本文在对丝绸之路经济带沿线国家农产品贸易空间格局进行可视化分析的基础上,运用社会网络分析方法分析农产品贸易网络密度、网络中心性、凝聚子群及核心边缘结构,这不仅有利于正确评价区域农产品对外贸易结构的合理性,为农产品外贸结构的优化升级和农业产业结构调整提供科学依据,更有利于农业资源管理走向社会化、区域化和国际化,为全面强化丝绸之路沿线区域协作与对外合作提供决策参考。通过分析总结,得出以下三点结论:
第一,2010年以来,丝绸之路经济带沿线国家农产品贸易增长态势明显,欧盟成员国之间农产品贸易额位居前列,德国和法国农产品贸易额始终处于第一位,德国和意大利次之,德国和英国处于第三位;中国与丝绸之路经济带沿线国家农产品贸易空间分异明显,印度是中国最大农产品贸易伙伴,贸易额均值为40.9821亿美元;俄罗斯、德国、法国次之,贸易总额均超过30亿美元,均值分别为36.8989亿美元、32.1799亿美元和31.9056亿美元;亚美尼亚与中国农产品贸易总额最低,均值仅0.0695亿美元,尚不及中印贸易总额的0.17%,但中国和亚美尼亚农产品贸易前景非常乐观。
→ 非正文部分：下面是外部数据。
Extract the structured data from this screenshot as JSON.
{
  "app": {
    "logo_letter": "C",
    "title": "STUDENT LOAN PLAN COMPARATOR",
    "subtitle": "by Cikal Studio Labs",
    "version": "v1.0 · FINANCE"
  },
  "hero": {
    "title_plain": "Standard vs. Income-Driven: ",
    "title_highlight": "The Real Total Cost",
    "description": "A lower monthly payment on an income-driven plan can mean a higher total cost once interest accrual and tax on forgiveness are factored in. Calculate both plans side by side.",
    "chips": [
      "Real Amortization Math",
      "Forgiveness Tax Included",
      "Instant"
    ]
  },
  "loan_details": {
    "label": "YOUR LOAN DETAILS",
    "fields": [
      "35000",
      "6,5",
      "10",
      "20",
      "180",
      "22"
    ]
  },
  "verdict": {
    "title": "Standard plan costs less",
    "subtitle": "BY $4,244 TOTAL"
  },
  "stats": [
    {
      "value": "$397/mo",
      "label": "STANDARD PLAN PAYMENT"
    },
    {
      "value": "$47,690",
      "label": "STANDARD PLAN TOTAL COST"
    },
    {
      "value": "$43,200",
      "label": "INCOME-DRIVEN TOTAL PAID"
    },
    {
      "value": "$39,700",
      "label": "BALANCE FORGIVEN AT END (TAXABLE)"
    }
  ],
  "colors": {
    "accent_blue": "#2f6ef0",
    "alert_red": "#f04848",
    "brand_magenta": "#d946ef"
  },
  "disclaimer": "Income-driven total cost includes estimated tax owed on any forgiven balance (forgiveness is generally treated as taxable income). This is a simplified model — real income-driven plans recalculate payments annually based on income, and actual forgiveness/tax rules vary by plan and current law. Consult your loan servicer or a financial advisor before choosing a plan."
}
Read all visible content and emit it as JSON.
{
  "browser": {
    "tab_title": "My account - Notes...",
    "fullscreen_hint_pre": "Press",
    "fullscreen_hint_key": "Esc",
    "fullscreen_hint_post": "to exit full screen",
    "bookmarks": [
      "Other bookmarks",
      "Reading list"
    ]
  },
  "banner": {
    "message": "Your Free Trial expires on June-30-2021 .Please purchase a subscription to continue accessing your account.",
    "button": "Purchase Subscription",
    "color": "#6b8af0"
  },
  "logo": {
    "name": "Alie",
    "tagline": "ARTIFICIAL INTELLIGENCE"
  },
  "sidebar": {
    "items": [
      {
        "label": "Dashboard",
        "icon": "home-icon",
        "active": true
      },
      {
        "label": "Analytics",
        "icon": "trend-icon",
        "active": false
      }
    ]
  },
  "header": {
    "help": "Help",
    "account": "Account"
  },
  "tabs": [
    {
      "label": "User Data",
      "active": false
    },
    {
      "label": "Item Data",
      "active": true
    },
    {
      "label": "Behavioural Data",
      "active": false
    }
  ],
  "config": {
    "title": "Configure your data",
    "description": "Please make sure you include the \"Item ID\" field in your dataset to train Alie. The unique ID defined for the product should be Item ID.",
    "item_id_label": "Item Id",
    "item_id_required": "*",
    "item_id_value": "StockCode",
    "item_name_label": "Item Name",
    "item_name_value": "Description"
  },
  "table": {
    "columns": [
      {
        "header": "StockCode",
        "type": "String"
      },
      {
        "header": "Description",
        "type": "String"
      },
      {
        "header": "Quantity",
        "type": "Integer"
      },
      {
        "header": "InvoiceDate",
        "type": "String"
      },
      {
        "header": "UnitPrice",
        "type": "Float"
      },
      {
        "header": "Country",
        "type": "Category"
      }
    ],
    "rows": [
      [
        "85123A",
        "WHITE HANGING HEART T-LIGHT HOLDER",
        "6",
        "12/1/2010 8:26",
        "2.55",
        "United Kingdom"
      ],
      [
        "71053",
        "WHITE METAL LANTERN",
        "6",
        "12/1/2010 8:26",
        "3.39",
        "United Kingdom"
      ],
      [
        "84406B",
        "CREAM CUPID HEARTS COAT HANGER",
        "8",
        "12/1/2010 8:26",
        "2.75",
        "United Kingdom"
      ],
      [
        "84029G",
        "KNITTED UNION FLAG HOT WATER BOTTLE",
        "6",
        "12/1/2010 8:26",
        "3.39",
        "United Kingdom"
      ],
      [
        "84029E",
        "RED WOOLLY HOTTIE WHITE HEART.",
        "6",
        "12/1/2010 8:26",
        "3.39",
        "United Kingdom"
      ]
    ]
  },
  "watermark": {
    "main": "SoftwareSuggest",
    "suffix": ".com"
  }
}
第二,丝绸之路经济带沿线国家农产品贸易网络密度整体较高,农产品贸易关系密切,农产品贸易网络密度呈现2010—2012年下降,2013—2016年上升的波动特征。三个中心度指标均存在明显的空间分异,网络中核心国家稳中有变,俄罗斯、中国、土耳其、德国、印度一直是节点中心度前5位的国家,阿尔及利亚、埃及、伊拉克、意大利、英国等5国在网络中的地位不断上升,阿塞拜疆、德国、利比亚等国在网络中的地位下降。中间中心度前5位的国家一直是俄罗斯、土耳其、哈萨克斯坦、乌克兰和中国,说明这些国家的中介能力和对资源的控制程度较强。
第三,随着时间的推移,凝聚子群个数没有变化,但子群成员发生很大变化。国家个数最多的凝聚子群包含的国家相对稳定,中国、德国、法国、伊朗、意大利、印度、英国、巴基斯坦、乌克兰等国家一直处于同一个最大的凝聚子群,说明这些国家的农产品贸易在互惠性基础上相互选择的频次最多,国家个数较少的五个凝聚子群的组团情况随着时间的推移变化很大。丝绸之路经济带农产品贸易网络呈现出明显的“核心+半边缘+边缘”空间圈层结构特征,俄罗斯、土耳其始终处于核心圈层,印度、埃及、英国、沙特阿拉伯、巴基斯坦、哈萨克斯坦、意大利等始终处于半边缘圈层,乌克兰核心度上升较快,德国、法国的核心度下降趋势明显,伊朗和法国的核心度呈现波动特征,中国虽然一直处于半边缘圈层,但在贸易网络中的重要性越来越强。

3.2 讨论

随着科技进步和经济发展水平的提高,中国农业发展进入以高质量发展为特征的新阶段,农产品是农业的产物,农产品国际合作是丝绸之路经济带沿线国家共同建立命运共同体和利益共同体的最佳结合点之一,而中国人口众多,人均水、土资源相对短缺,加之中国农业劳动生产率与国际平均水平有很大差距,农业经营细碎化问题突出,导致中国在丝绸之路经济带沿线国家农产品贸易网络中处于半边缘圈层,对外贸易中竞争力不足。为了强化中国与丝绸之路经济带国家的农产品贸易关系,需要注意以下几点:
第一,利用农产品贸易竞合关系,立足中国资源禀赋和产业优势,进一步加强与俄罗斯、土耳其、德国、印度、哈萨克斯坦、乌克兰等核心国家的贸易合作,维护与中国处于同一个凝聚子群的德国、法国、伊朗、意大利等国家的农产品贸易主要通道,提升中国在丝绸之路经济带沿线国家农产品贸易网络中的节点中心度和中间中心度,同时借助核心国家较强的凝聚作用和中介能力,共同提升丝绸之路经济带沿线国家的农产品贸易联系。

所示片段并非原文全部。